Fenwick English’s scholarship includes more than 20 books and 100 articles published in both practitioner and academic journals. He is a frequent presenter in Division A ─ Administration of the American Education Research Association. He is considered a leading advocate of the application of postmodern analysis in educational leadership, which culminated in his book, The Postmodern Challenge to the Theory and Practice of Educational Administration (2003). He also served as the general editor of the 2005 SAGE Handbook of Educational Leadership and the 2006 SAGE Encyclopedia of Educational Leadership and Administration.
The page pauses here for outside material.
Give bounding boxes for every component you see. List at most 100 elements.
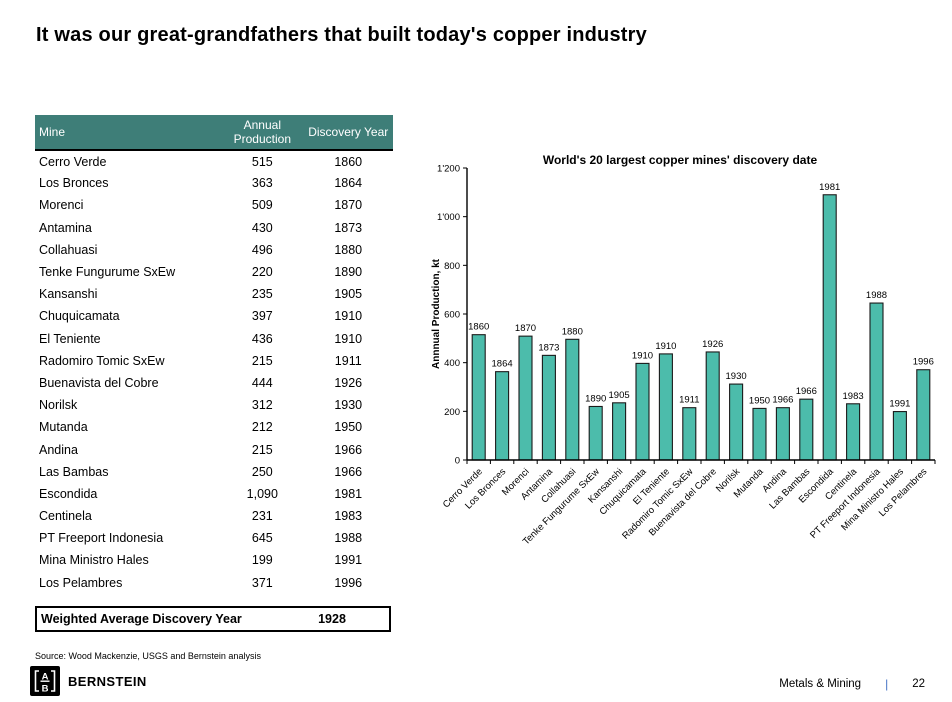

This latter work includes contributions from more than 230 scholars and practitioners from 125 universities in the United States and Canada.

English’s scholarship has helped redefine the field of educational leadership. He is currently working on a book examining educational leadership as “artful performance,” exploring leadership as drama and the long arc of the humanities from Plutarch to Shakespeare as the source of determining the challenges of morality in school administration. He frequently uses film and video in his class on advanced leadership theory to examine the complexities and contexts of leadership as determinative of leadership performance. “There is no one way to do anything,” he says, “and leadership is no exception.” In answer to the perennial question, “Are leaders born or made?” he responds, “The only ‘biological’ fact about leadership occurs with birth. Everything else is learned.”